A loud thud just outside the door stole my attention. I called for Pablo, but there was no answer, so I walked over and eased the door open.

“Pablo! Pablo! Just go, Mon!” I shouted.

But the cause of the racket wasn’t Pablo; it was Pierre.

Fuck! My thoughts mouthed to form a silent shout.

What was he doing here? “His shift ended eons ago,” I thought, closing the door behind me after squeezing myself through.

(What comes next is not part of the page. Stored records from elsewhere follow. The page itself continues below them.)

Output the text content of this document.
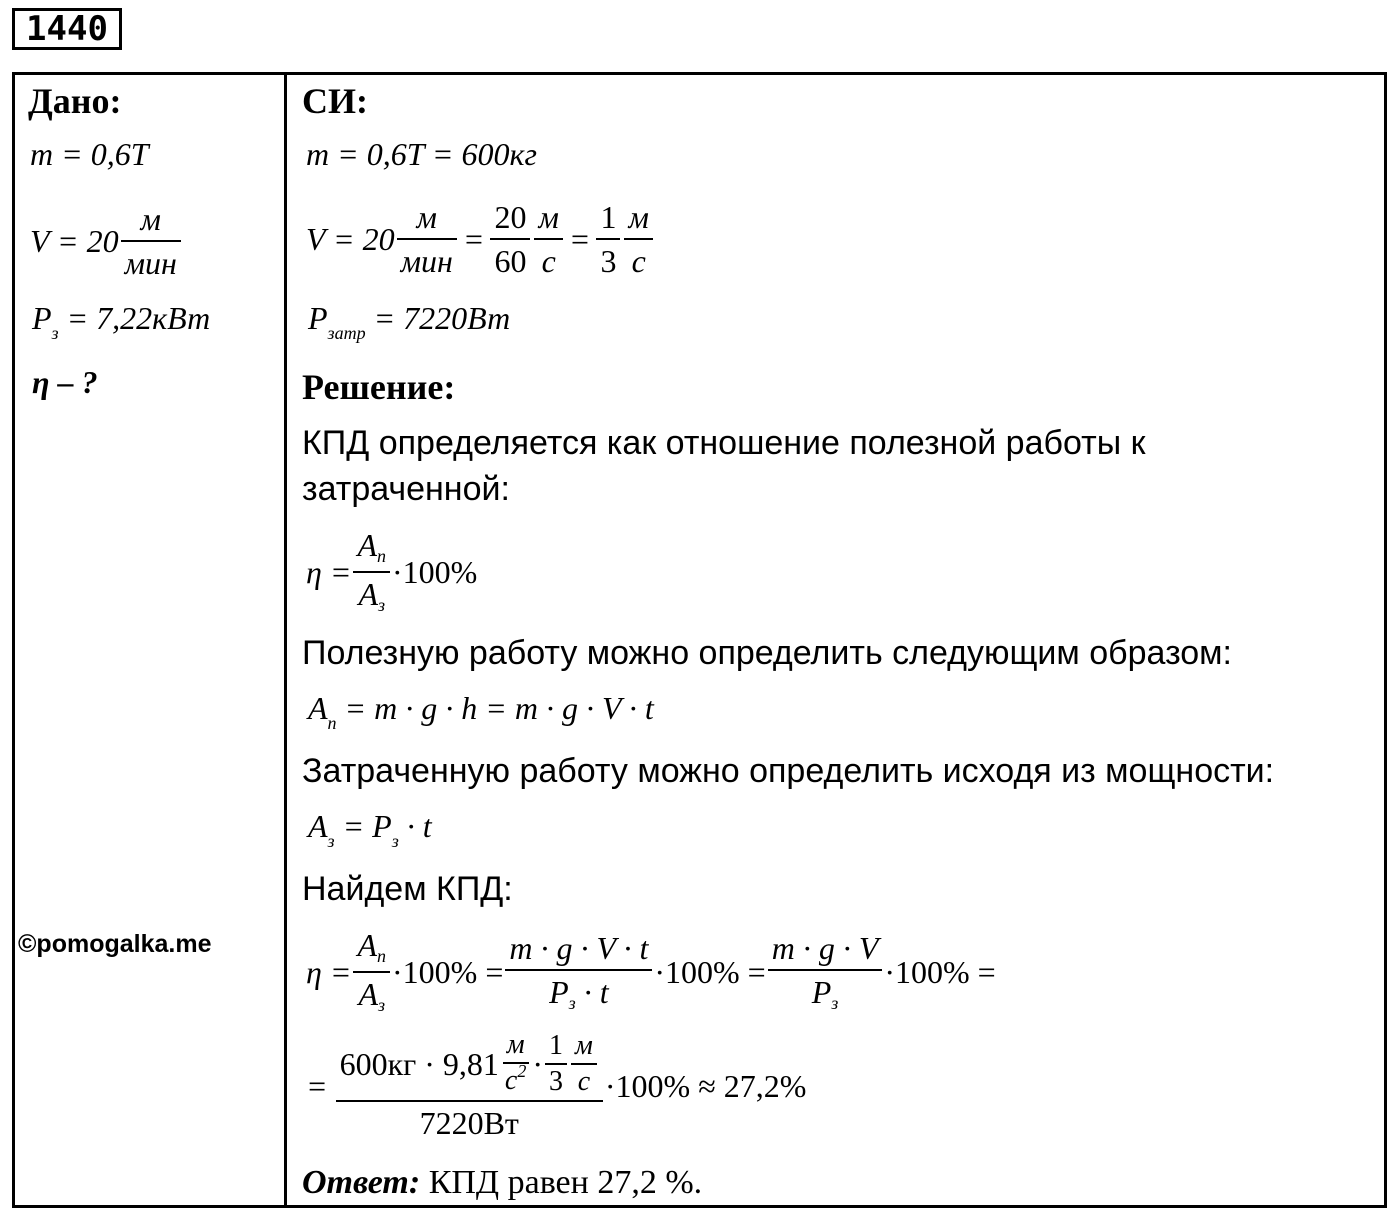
1440
Дано:
m = 0,6T
$V = 20 \frac{м}{\text{мин}}$
$P_з = 7,22кВт$
η – ?
©pomogalka.me
СИ:
m = 0,6T = 600кг
$V = 20 \frac{м}{\text{мин}} = \frac{20}{60} \frac{м}{с} = \frac{1}{3} \frac{м}{с}$
$P_{затр} = 7220Вт$
Решение:
КПД определяется как отношение полезной работы к
затраченной:
$\eta = \frac{Aп}{Aз} \cdot 100\%$
Полезную работу можно определить следующим образом:
$A_п = m \cdot g \cdot h = m \cdot g \cdot V \cdot t$
Затраченную работу можно определить исходя из мощности:
$A_з = P_з \cdot t$
Найдем КПД:
$\eta = \frac{Aп}{Aз} \cdot 100\% = \frac{m \cdot g \cdot V \cdot t}{Pз \cdot t} \cdot 100\% = \frac{m \cdot g \cdot V}{Pз} \cdot 100\%$ =
= $\frac{600кг \cdot 9,81 \frac{м}{с^2} \cdot \frac{1}{3} \frac{м}{с}}{7220Вт} \cdot 100\% \approx 27,2\%$
Ответ: КПД равен 27,2 %.
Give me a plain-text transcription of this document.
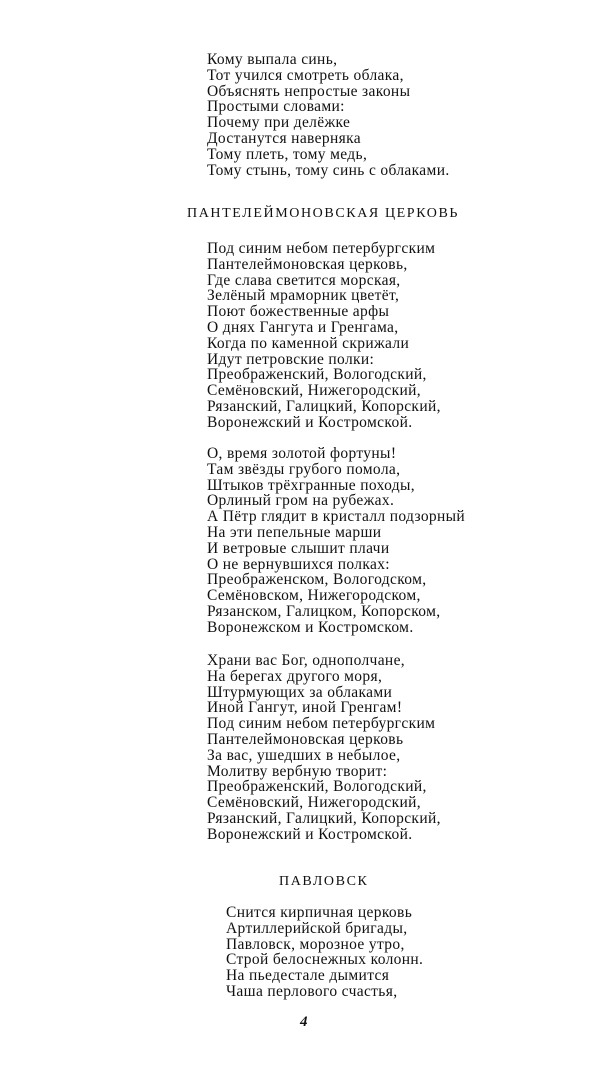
Кому выпала синь,
Тот учился смотреть облака,
Объяснять непростые законы
Простыми словами:
Почему при делёжке
Достанутся наверняка
Тому плеть, тому медь,
Тому стынь, тому синь с облаками.
ПАНТЕЛЕЙМОНОВСКАЯ ЦЕРКОВЬ
Под синим небом петербургским
Пантелеймоновская церковь,
Где слава светится морская,
Зелёный мраморник цветёт,
Поют божественные арфы
О днях Гангута и Гренгама,
Когда по каменной скрижали
Идут петровские полки:
Преображенский, Вологодский,
Семёновский, Нижегородский,
Рязанский, Галицкий, Копорский,
Воронежский и Костромской.
О, время золотой фортуны!
Там звёзды грубого помола,
Штыков трёхгранные походы,
Орлиный гром на рубежах.
А Пётр глядит в кристалл подзорный
На эти пепельные марши
И ветровые слышит плачи
О не вернувшихся полках:
Преображенском, Вологодском,
Семёновском, Нижегородском,
Рязанском, Галицком, Копорском,
Воронежском и Костромском.
Храни вас Бог, однополчане,
На берегах другого моря,
Штурмующих за облаками
Иной Гангут, иной Гренгам!
Под синим небом петербургским
Пантелеймоновская церковь
За вас, ушедших в небылое,
Молитву вербную творит:
Преображенский, Вологодский,
Семёновский, Нижегородский,
Рязанский, Галицкий, Копорский,
Воронежский и Костромской.
ПАВЛОВСК
Снится кирпичная церковь
Артиллерийской бригады,
Павловск, морозное утро,
Строй белоснежных колонн.
На пьедестале дымится
Чаша перлового счастья,
4
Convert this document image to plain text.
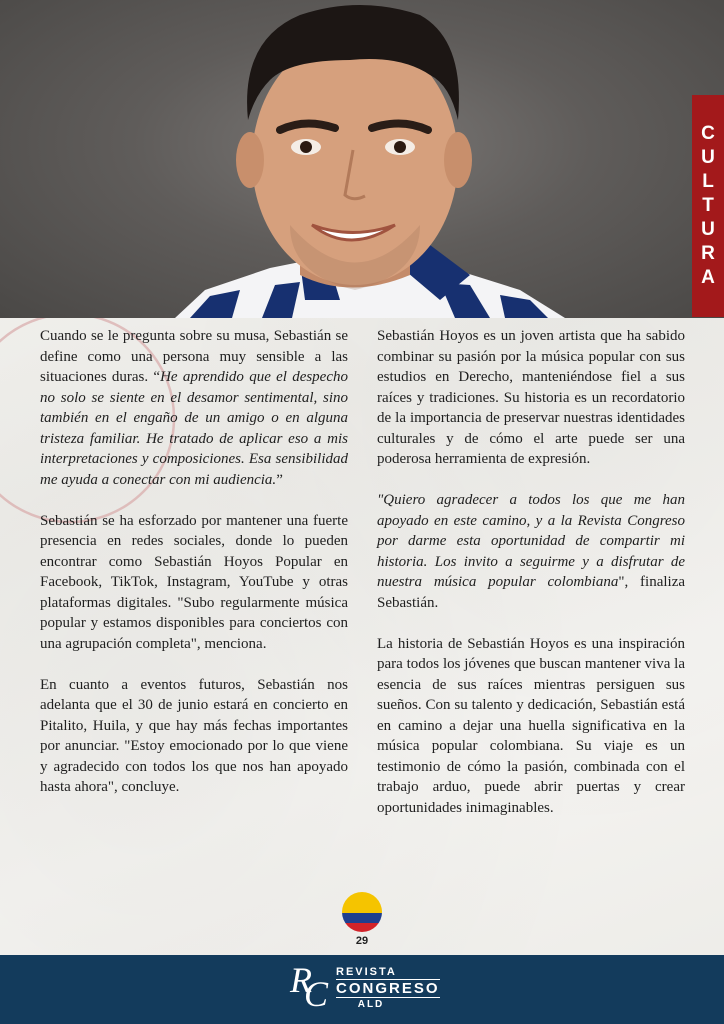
C
U
L
T
U
R
A

Cuando se le pregunta sobre su musa, Sebastián se define como una persona muy sensible a las situaciones duras. “He aprendido que el despecho no solo se siente en el desamor sentimental, sino también en el engaño de un amigo o en alguna tristeza familiar. He tratado de aplicar eso a mis interpretaciones y composiciones. Esa sensibilidad me ayuda a conectar con mi audiencia.”

Sebastián se ha esforzado por mantener una fuerte presencia en redes sociales, donde lo pueden encontrar como Sebastián Hoyos Popular en Facebook, TikTok, Instagram, YouTube y otras plataformas digitales. "Subo regularmente música popular y estamos disponibles para conciertos con una agrupación completa", menciona.

En cuanto a eventos futuros, Sebastián nos adelanta que el 30 de junio estará en concierto en Pitalito, Huila, y que hay más fechas importantes por anunciar. "Estoy emocionado por lo que viene y agradecido con todos los que nos han apoyado hasta ahora", concluye.

Sebastián Hoyos es un joven artista que ha sabido combinar su pasión por la música popular con sus estudios en Derecho, manteniéndose fiel a sus raíces y tradiciones. Su historia es un recordatorio de la importancia de preservar nuestras identidades culturales y de cómo el arte puede ser una poderosa herramienta de expresión.

"Quiero agradecer a todos los que me han apoyado en este camino, y a la Revista Congreso por darme esta oportunidad de compartir mi historia. Los invito a seguirme y a disfrutar de nuestra música popular colombiana", finaliza Sebastián.

La historia de Sebastián Hoyos es una inspiración para todos los jóvenes que buscan mantener viva la esencia de sus raíces mientras persiguen sus sueños. Con su talento y dedicación, Sebastián está en camino a dejar una huella significativa en la música popular colombiana. Su viaje es un testimonio de cómo la pasión, combinada con el trabajo arduo, puede abrir puertas y crear oportunidades inimaginables.

29
R
C
REVISTA
CONGRESO
ALD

Looking at his unbalanced steps, I could tell Pierre was drunk.

Pierre was wearing a gray tracksuit and a dark pair of trainers. His ears were plugged, and the hood of his shirt was up.

I watched as Pierre slid through the unlatched door and downstairs into the staff break room.

I gave a stealthy pursuit, still clutching a roll of cling film; my confused brain neglected to instruct my hand to get rid of it.

My silly hands must have pressed too hard against the swing door, and it plopped open, flooding the room with light from the passageway.

“What are you doing here?!” Pierre barked.

He yanked the earphones from his ears and gave me a cold-eye stare.

“Your shift ended 8 hours ago,” I replied with an equal measure of contempt.

Bzzt. Bzzt. Bzzt.

The ramble from my phone interrupted our stare down.

“Yea, Mon,” I said. “We’re just wrapping up now.”

It was the frozen storage guys; they were running late. I now had plenty more time.

I ran back upstairs, quickly labeled the foodstuff for the ball, and the extra meat, cleaned the counters and meat saw, and gave the floor a quick mop with a bit of vinegar.

The remaining trash, I double bagged and dumped in the food waste skip out back.

“Mate. Can you give me a lift to the station? At this hour, Uber doesn’t come to this side,” I asked the frozen storage guy as he loaded the last crate onto the truck. I figured a minicab from the train station at Esher Common to Croydon wouldn’t be too expensive.

“Sure. No worries, Man,” he replied.

I swung my backpack across my shoulders and hopped into the cabin.

Saturday and the freezer is full

It was now Saturday, and way too early to be awake.

I found myself back at The Locke, with the gang putting things in place for the ball, our client’s last hurrah for the summer. I made a cup of coffee and drowned it with some sweetened condensed milk. I took a good whiff and allowed the scent of imported instant to permeate my nostril.

I sifted through a mountain of paper Pierre had neglected to file and shook my head. Maybe this would be my new normal — I could get used to this.

Bzzt. Bzzt.

“Hello?”

“Is this Fabien?”

“NO. Fabian,” I corrected her, distancing myself from whatever French connection I had left.

“Oh, apologies, my dear. This is Ronda, calling from Brixton Bank. About your recent application?”

Yikes.

“Yes, oh, hi Ronda”

I smirked.

“Fabian. We would like to make you an offer.”

“Fantastic.”

“Can you come in next Tuesday?”

“Absolutely.”

“Great. I’ll see you at nine?”

Now, if only I could get Pierre’s big head out of the way. 

‘Fabian.’

A soft voice called out to me. It was Ella. “Claire wants to know If you guys have decided on the main for the ball?”

Shit. Did I?

“Yes,” I replied. “Veal Piccata. The veal is in the frozen storage containers in Esher. They were shipped just before the fire.” 

Spoiler Alert
Now, if only I could get Pierre’s big head out of the way — of the Piccata. His carved remains were ziplocked and tucked away in the freezer right here, yet only 80 percent frozen. If I don’t relocate it in the freezer soon, it will be rock-hard by Tuesday, too late for reaching the veal.

The weekend

Pablo was right; it was the Bank Holiday weekend. I might go to the Notting Hill Carnival after all.